Goddamned Wang, he thought, leaning back in the seat. Poor insane man. Once so brilliant. Mad people did unexpected things, of course. Liu stared out the window but no longer saw the neon lights and doomed pedestrians.
He’d expected his old friend to have hidden any damning material about Pangu and his plans for the attacks in that secret office beneath the presidential compound.
But that’s what a sane person would do.
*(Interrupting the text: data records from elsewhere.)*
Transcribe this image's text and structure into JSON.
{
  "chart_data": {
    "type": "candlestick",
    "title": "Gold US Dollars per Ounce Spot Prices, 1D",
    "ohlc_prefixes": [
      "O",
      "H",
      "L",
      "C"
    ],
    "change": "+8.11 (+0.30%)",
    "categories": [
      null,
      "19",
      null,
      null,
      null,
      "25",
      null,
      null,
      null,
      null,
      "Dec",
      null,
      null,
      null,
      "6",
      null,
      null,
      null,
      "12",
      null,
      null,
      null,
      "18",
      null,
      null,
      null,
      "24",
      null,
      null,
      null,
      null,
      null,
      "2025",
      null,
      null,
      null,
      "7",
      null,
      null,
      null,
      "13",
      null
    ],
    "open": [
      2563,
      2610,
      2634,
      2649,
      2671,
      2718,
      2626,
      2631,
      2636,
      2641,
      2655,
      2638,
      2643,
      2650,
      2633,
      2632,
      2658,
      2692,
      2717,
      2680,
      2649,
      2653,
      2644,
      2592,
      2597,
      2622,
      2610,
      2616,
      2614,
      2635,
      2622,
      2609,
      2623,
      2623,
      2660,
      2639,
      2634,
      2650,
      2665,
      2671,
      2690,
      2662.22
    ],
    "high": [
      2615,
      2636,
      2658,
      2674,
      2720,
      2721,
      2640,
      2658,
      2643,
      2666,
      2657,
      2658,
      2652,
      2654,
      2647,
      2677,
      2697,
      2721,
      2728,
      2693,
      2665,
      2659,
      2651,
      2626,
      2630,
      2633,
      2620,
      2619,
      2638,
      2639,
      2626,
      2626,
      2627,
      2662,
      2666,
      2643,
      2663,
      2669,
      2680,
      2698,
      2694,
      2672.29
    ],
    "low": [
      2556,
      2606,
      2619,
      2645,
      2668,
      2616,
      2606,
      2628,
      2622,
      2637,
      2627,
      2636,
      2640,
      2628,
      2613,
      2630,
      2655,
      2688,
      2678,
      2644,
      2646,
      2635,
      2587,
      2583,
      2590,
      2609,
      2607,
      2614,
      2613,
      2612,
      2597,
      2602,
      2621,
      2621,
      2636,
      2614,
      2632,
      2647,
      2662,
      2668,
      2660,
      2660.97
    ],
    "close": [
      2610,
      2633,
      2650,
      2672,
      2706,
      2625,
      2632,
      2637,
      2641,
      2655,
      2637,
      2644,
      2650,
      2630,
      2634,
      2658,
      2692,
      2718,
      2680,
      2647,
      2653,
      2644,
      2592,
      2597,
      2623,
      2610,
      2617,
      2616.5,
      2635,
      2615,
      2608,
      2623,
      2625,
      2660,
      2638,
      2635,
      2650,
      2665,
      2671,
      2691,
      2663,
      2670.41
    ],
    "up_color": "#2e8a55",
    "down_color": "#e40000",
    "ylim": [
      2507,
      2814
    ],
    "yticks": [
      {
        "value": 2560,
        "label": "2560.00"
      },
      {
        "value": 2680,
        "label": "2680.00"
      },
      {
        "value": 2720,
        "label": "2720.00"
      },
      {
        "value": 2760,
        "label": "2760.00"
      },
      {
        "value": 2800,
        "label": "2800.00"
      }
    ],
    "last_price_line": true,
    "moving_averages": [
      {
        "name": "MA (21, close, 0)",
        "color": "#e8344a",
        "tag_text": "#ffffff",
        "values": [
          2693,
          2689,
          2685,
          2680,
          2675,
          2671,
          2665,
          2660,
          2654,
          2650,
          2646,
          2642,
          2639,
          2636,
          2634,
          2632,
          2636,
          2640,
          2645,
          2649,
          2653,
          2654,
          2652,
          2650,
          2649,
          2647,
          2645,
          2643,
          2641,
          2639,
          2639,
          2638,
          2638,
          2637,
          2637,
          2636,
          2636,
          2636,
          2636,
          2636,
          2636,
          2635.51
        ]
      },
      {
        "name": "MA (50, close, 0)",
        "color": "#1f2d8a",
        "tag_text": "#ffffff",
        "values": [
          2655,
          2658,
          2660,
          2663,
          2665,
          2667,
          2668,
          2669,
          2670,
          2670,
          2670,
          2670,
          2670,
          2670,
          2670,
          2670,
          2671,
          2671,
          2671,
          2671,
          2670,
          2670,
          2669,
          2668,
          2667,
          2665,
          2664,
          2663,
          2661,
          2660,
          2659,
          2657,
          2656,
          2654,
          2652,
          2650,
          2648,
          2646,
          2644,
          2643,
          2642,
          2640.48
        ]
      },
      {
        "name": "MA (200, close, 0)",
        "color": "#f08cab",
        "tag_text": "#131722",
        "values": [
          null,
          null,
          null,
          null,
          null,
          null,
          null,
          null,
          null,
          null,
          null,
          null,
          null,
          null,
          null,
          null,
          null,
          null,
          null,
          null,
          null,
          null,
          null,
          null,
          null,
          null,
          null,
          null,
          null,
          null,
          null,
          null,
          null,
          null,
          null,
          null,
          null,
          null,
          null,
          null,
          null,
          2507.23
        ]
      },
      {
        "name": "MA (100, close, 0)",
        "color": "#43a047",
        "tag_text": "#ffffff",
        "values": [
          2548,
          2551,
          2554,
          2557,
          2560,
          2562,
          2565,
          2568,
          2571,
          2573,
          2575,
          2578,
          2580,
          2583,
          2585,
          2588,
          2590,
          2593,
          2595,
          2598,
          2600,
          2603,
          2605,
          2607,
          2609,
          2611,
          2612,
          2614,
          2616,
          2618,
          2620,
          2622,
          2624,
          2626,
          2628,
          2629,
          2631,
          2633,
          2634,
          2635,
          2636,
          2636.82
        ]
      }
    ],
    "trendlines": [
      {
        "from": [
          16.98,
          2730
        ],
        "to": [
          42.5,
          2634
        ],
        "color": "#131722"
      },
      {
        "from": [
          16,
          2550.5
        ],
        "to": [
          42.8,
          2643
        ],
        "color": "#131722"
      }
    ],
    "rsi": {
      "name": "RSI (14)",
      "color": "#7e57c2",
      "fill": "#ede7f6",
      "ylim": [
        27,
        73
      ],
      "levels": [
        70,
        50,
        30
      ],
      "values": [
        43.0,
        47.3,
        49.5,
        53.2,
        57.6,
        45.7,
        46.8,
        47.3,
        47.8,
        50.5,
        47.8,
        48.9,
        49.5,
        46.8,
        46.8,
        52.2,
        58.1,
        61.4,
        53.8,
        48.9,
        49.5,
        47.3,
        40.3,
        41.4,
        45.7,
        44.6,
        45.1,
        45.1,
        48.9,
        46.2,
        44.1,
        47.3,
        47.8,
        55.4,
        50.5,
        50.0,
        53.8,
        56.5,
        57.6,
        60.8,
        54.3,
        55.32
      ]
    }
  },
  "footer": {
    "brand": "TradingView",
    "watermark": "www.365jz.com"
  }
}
Someone insane might …
Liu leaned forward. “Take me to Zhongnanhai.”
The taxi changed direction again, the driver muttering curses while Liu closed his eyes and muttered prayers. For his daughter. For a wife he’d never stopped loving.
For himself. And even for the wretched taxi driver.
The narrow alley was dark. Not a lot of the odd light penetrated the high walls, but up ahead there was bright sunshine. An opening.
They ran toward it, unsure if they were heading into more danger, but they had to move forward, had to find where Pangu was operating from.
As they ran, Alice noticed that the terracotta figures were becoming more and more grotesque. Less lifelike. Their faces, their bodies twisted, tormented. Some had horns; other broken wings. Some had terrible wounds.
Many were sorrowful. Grief-filled. Anguished. As though the terracotta figures had also been imprisoned here, with the workers, the designers, the engineers, the scientists and mathematicians. Men, women, even children.
Alice picked up her pace, desperate to get out of this misery. It was like a howl chasing her. She could no longer tell what was real and what her imagination was manufacturing.
They burst out into the open and found themselves in a field. Yet another world. The meadow undulated slightly, as though mimicking waves on an ocean.